Great KarooThe struggle in South Africa was waged between two colonizing people, the Dutch-blood Afrikaaners and  the English who had followed Cecil Rhodes’ call to plant the flag of the British Empire everywhere in Africa.

A distant relative of mine, Harry Argyle, went to South Africa to work in the gold mines. In a letter home, he wrote:

I don’t like the Dutch and I did not come out to fight, but if there’s a war and the English want volunteers I’ll have a cut in.

Fred Stenson’s characters arrive in South Africa anxious to fight the Boers. They worry that the war may be almost over. They find out differently after marching through the Great Karoo. His fighting scenes are dramatic and graphic.
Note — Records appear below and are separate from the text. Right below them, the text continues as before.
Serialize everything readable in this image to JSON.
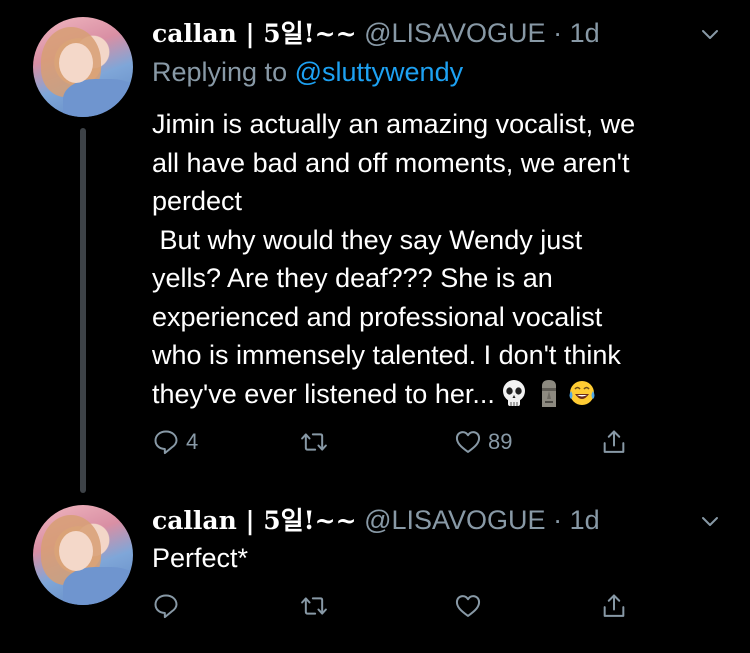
{
  "tweets": [
    {
      "display_name": "callan | 5일!~~",
      "handle": "@LISAVOGUE",
      "separator": "·",
      "time": "1d",
      "replying_label": "Replying to",
      "replying_mention": "@sluttywendy",
      "text": "Jimin is actually an amazing vocalist, we\nall have bad and off moments, we aren't\nperdect\n But why would they say Wendy just\nyells? Are they deaf??? She is an\nexperienced and professional vocalist\nwho is immensely talented. I don't think\nthey've ever listened to her...",
      "emojis": [
        "skull-emoji",
        "moai-emoji",
        "tears-of-joy-emoji"
      ],
      "replies": "4",
      "retweets": "",
      "likes": "89"
    },
    {
      "display_name": "callan | 5일!~~",
      "handle": "@LISAVOGUE",
      "separator": "·",
      "time": "1d",
      "text": "Perfect*",
      "replies": "",
      "retweets": "",
      "likes": ""
    }
  ],
  "colors": {
    "background": "#000000",
    "text": "#ffffff",
    "secondary": "#8899a6",
    "link": "#1da1f2",
    "thread_line": "#3d4247"
  },
  "icons": [
    "reply-icon",
    "retweet-icon",
    "like-icon",
    "share-icon",
    "chevron-down-icon"
  ]
}
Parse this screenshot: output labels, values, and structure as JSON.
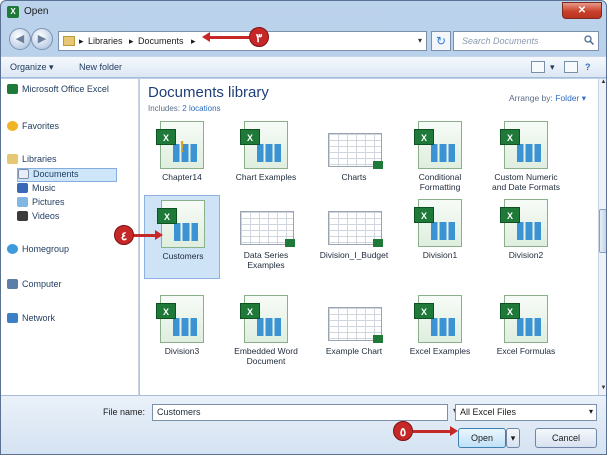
{
  "window": {
    "title": "Open",
    "close_icon": "close-icon"
  },
  "address": {
    "segments": [
      "Libraries",
      "Documents"
    ],
    "search_placeholder": "Search Documents"
  },
  "toolbar": {
    "organize": "Organize ▾",
    "new_folder": "New folder"
  },
  "nav": {
    "items": [
      {
        "label": "Microsoft Office Excel",
        "icon": "excel-icon"
      },
      {
        "label": "Favorites",
        "icon": "star-icon"
      },
      {
        "label": "Libraries",
        "icon": "library-icon"
      },
      {
        "label": "Documents",
        "icon": "documents-icon"
      },
      {
        "label": "Music",
        "icon": "music-icon"
      },
      {
        "label": "Pictures",
        "icon": "pictures-icon"
      },
      {
        "label": "Videos",
        "icon": "videos-icon"
      },
      {
        "label": "Homegroup",
        "icon": "homegroup-icon"
      },
      {
        "label": "Computer",
        "icon": "computer-icon"
      },
      {
        "label": "Network",
        "icon": "network-icon"
      }
    ]
  },
  "library": {
    "title": "Documents library",
    "includes_prefix": "Includes:",
    "includes_link": "2 locations",
    "arrange_label": "Arrange by:",
    "arrange_value": "Folder ▾"
  },
  "files": [
    {
      "name": "Chapter14",
      "kind": "excel"
    },
    {
      "name": "Chart Examples",
      "kind": "excel"
    },
    {
      "name": "Charts",
      "kind": "sheet"
    },
    {
      "name": "Conditional Formatting",
      "kind": "excel"
    },
    {
      "name": "Custom Numeric and Date Formats",
      "kind": "excel"
    },
    {
      "name": "Customers",
      "kind": "excel"
    },
    {
      "name": "Data Series Examples",
      "kind": "sheet"
    },
    {
      "name": "Division_I_Budget",
      "kind": "sheet"
    },
    {
      "name": "Division1",
      "kind": "excel"
    },
    {
      "name": "Division2",
      "kind": "excel"
    },
    {
      "name": "Division3",
      "kind": "excel"
    },
    {
      "name": "Embedded Word Document",
      "kind": "excel"
    },
    {
      "name": "Example Chart",
      "kind": "sheet"
    },
    {
      "name": "Excel Examples",
      "kind": "excel"
    },
    {
      "name": "Excel Formulas",
      "kind": "excel"
    }
  ],
  "bottom": {
    "file_name_label": "File name:",
    "file_name_value": "Customers",
    "file_type": "All Excel Files",
    "open": "Open",
    "cancel": "Cancel"
  },
  "callouts": {
    "step3": "٣",
    "step4": "٤",
    "step5": "٥"
  },
  "colors": {
    "accent": "#c62828",
    "selection": "#cfe3f7",
    "link": "#2f6fbf"
  }
}
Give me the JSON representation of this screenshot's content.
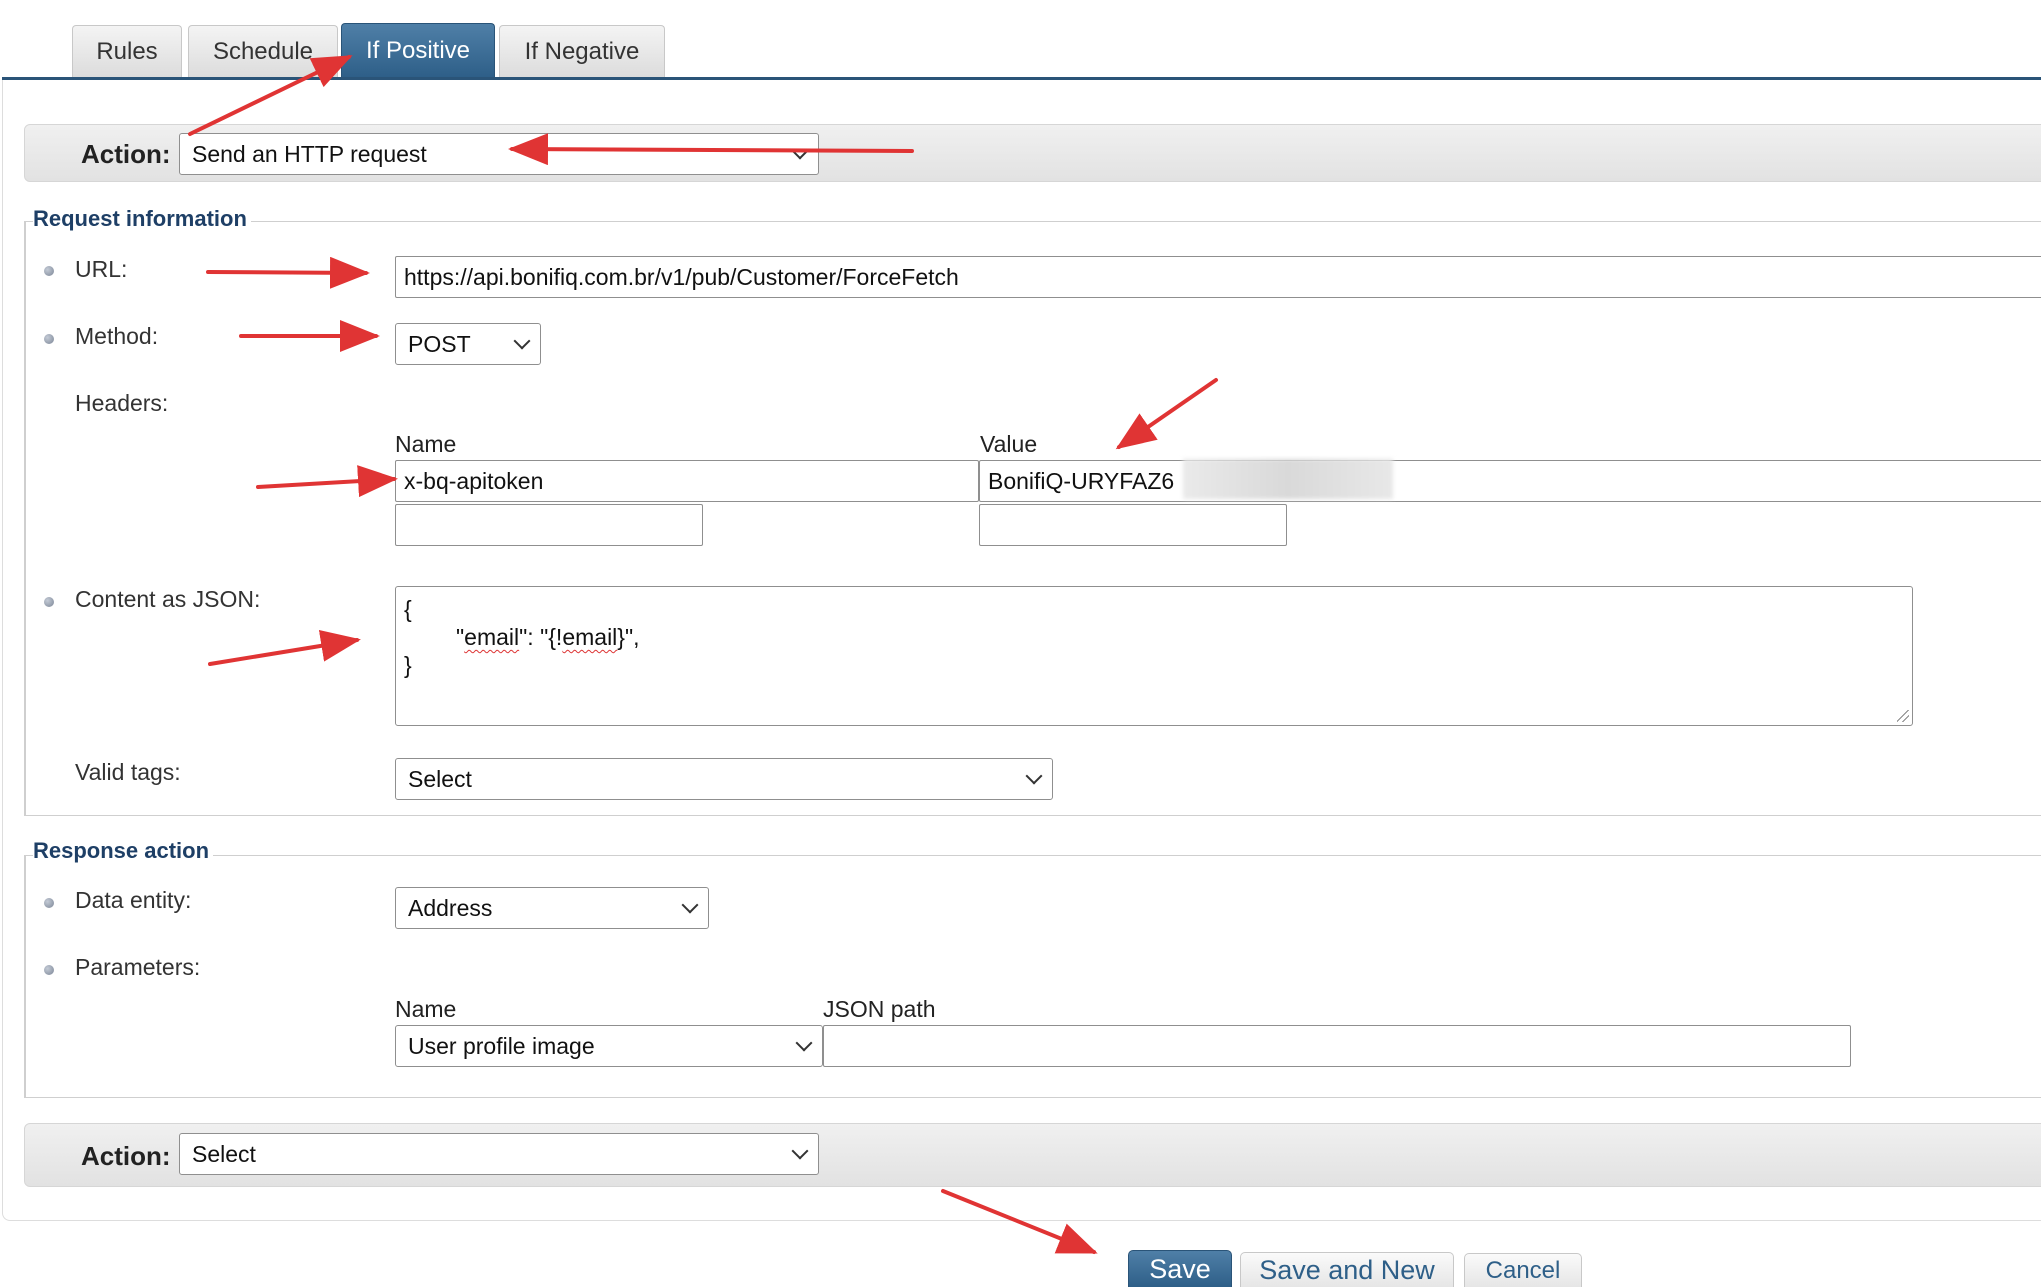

Stenson’s protagonist, Frank Adams, “threw himself flat. It did not take long for bullets to rip the grass around him. He crawled like a mad thing, worming forward, clawing with his elbows. He was looking for a nice stout stone, and there were none. All he could find was a scatter of smaller rocks that he pulled in and piled as fast as his hands could move.”

Adams, along with his buddies, soon finds he is fighting a different war than the one he’d been promised. At home, after the war, they struggle to return to their old lives.

Running through Stenson’s narrative is the tension caused by the Indian blood of several Mounted recruits, including Adams. Black Africans, by contrast, have little to say in The Great Karoo, just as they had little to say under the white man’s rule.

The parallel between South Africa and Afghanistan is in the frustrations Stenson’s characters experience, and the doubts that Canadians feel about our involvement in that Islamic land.

Canadian soldiers, filled with all the idealistic intentions inherited from a legacy of peacekeeping, go into this 21st century war in a land not dissimilar from the dry hills of the Great Karoo. They regard themselves as protectors of an abused population. Large numbers in that population view them as invaders.

This week, the body of the 119th Canadian soldier to die in Afghanistan was brought home. Twenty-year-old Alexandre Peloquin had written home shortly before his death. “Will you be proud of me if I die,” he asked a friend. “Just tell me … if you’ll remember.”